Saturday, September 21, 2024

PF block traffic on Virtual Network. Bug?

I have an architecture like the one of the picture in attachment,
and I have an issue with PF.
I don't if it's a bug of, maybe I should post to bugs@openbsd.org.

I created a virtual network with VXLAN, it's 192.168.3.0/24.

VTEP1 and VTEP2 are connected to H3 via p2p interfaces:
10.13.11.0/30 and 10.13.12.0/30.

H3 has this route configured for 192.168.3.0/24 to VTEP1:
# route show -inet
192.168.3/24       10.13.11.2

(please find attached picture)

1) Echo request from H3 (10.13.11.1) to VM2 (192.168.3.121) is routed to VTEP1.
VTEP1#  pfctl -s state
all icmp 192.168.3.121:8 <- 10.13.11.1:17863       0:0
all icmp 10.13.11.1:17863 -> 192.168.3.121:8       0:0

2) The echo request reaches VM2 via vxlan.
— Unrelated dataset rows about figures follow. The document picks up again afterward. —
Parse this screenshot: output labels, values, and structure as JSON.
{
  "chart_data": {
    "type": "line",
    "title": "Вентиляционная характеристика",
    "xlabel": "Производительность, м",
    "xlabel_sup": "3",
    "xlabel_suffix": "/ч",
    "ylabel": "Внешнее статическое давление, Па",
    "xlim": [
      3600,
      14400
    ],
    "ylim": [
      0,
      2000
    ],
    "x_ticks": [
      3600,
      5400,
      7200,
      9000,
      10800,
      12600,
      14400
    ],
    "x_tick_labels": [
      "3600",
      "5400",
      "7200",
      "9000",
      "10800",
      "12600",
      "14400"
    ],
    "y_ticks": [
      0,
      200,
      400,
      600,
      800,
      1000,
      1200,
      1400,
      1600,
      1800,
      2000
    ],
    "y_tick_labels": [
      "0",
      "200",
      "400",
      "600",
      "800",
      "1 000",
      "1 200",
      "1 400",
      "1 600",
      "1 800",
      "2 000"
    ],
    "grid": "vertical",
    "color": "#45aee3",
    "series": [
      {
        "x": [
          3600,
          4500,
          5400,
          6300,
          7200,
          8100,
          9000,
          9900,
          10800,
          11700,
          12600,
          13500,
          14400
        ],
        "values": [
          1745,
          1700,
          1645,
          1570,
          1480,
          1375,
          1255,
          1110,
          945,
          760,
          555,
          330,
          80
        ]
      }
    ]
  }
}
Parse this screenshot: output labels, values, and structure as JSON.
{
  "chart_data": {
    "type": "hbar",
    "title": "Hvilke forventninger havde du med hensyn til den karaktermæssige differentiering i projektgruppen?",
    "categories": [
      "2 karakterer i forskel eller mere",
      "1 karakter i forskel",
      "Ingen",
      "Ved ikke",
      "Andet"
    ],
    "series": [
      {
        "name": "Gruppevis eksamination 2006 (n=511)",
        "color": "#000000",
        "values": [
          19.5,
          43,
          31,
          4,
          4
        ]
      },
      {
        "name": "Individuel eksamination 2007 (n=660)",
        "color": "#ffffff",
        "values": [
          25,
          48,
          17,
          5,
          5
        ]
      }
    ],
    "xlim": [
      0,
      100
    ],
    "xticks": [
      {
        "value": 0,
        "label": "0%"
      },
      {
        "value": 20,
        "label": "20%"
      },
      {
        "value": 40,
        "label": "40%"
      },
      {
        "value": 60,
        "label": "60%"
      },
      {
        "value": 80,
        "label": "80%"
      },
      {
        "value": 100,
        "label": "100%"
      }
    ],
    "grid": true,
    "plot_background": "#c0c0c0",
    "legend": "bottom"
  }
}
3) VM2 sends back the echo reply, via VTEP2, but it receives a port unreachable:
VM2# tcpdump -ni vio0 icmp
 10.13.11.1 > 192.168.3.121: icmp: echo request
 192.168.3.121 > 10.13.11.1: icmp: echo reply
 192.168.3.12 > 192.168.3.121: icmp: 10.13.11.1 proto 1 port 62908 unreachable

PF on VTEP2 doesn't have any state associated to the echo request, so,
the echo reply is not routed to H3.
 
If I disable PF on VTEP2 (VTEP2# pfctl -d), the echo reply is
successfully routed to H3.
I tried to configure this PF rule on VTEP2, but the result is the same:

pass inet from 192.168.3.0/24 to any no state

Even with this rule, the traffic doesn't flow from H3 to VM2 with PF enabled.

I would like to have PF enabled anywhere, anyway, I don't know if:

1 - PF with the 'no state' rule should let the traffic flow,
    it means that PF has a bug, or
2 - PF behaves as expected and traffic must not flow, or
3 - the 'no state' rule is the wrong rule to let the traffic flow.
    If so, I ignore what rule should be used in /etc/pf.conf.